En réaction à la décision de la Cour suprême des États-Unis de révoquer le droit à l'avortement, le chanteur du groupe Green Day a annoncé, lors d'un concert, qu'il allait s'installer au Royaume-Uni.

Billie Joe Armstrong ne veut pas être un American Idiot. En pleine tournée "Hella Mega", aux côtés de Fall Out Boy et Weezer, le leader du groupe Green Day a réagi à la décision de la Cour suprême prise vendredi de révoquer le droit à l'avortement aux États-Unis, assuré par la loi fédérale Roe v. Wade.

Sur la scène du London Stadium, le chanteur a déclaré qu'il comptait renoncer à sa nationalité américaine et qu'il allait s'installer au Royaume-Uni.

"Il y a trop de conneries dans le monde pour retourner dans ce putain de pays misérable. Je ne plaisante pas, vous allez entendre beaucoup parler de moi dans les prochains jours", a-t-il déclaré à la foule avant de scander "F*ck America".

Pluie de réactions de stars américaines

Depuis la décision prise par la Cour suprême américaine, de nombreux artistes se sont mobilisés pour dénoncer cette révocation. Certaines comme Taylor Swift, Olivia Rodrigo et Phoebe Bridgers se sont servies des réseaux ou de la scène pour faire valloir leurs revendications.

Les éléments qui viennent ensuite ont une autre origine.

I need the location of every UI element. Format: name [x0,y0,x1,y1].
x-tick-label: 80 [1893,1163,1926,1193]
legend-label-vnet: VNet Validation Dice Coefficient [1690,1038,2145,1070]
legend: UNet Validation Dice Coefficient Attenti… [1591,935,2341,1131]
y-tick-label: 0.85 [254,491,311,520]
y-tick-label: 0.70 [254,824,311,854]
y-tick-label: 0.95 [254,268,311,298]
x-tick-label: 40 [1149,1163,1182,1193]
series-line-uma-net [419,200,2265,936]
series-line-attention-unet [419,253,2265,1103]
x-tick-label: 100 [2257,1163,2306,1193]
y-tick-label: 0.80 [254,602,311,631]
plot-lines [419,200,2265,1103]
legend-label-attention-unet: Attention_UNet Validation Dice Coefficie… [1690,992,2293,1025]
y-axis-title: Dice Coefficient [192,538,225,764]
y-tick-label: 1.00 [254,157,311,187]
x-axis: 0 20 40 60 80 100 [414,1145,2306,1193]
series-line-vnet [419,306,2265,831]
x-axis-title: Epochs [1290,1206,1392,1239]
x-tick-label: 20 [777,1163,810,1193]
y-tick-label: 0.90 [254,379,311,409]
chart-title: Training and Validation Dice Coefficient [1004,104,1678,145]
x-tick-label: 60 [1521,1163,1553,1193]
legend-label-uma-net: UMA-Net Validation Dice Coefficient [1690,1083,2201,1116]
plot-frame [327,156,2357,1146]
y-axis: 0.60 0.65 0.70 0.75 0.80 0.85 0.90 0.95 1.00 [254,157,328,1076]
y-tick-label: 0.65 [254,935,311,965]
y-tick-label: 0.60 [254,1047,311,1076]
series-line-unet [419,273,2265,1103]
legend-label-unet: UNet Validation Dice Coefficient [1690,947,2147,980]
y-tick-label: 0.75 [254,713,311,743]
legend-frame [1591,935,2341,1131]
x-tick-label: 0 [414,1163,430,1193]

D'autres tels que Lizzo ou Rage Against the Machine ont annoncé faire des dons au planning familial américain.

L'emblématique arrêt Roe v. Wade, qui depuis 1973 garantissait le droit des Américaines à avorter, a été révoqué le 24 juin 2022, la majorité des juges l'estimant aujourd'hui "totalement infondé". Chaque Etat est donc désormais libre de l'interdire.

Les gouverneurs de Californie, d'Oregon et de Washington ont déjà annoncé une initiative commune pour garantir l'accès à l'avortement. Mais plusieurs États, dans le sillage du Missouri, qui a annoncé dès le 24 juin être le "premier" État à interdire l'avortement, ont dores et déjà pris la même décision.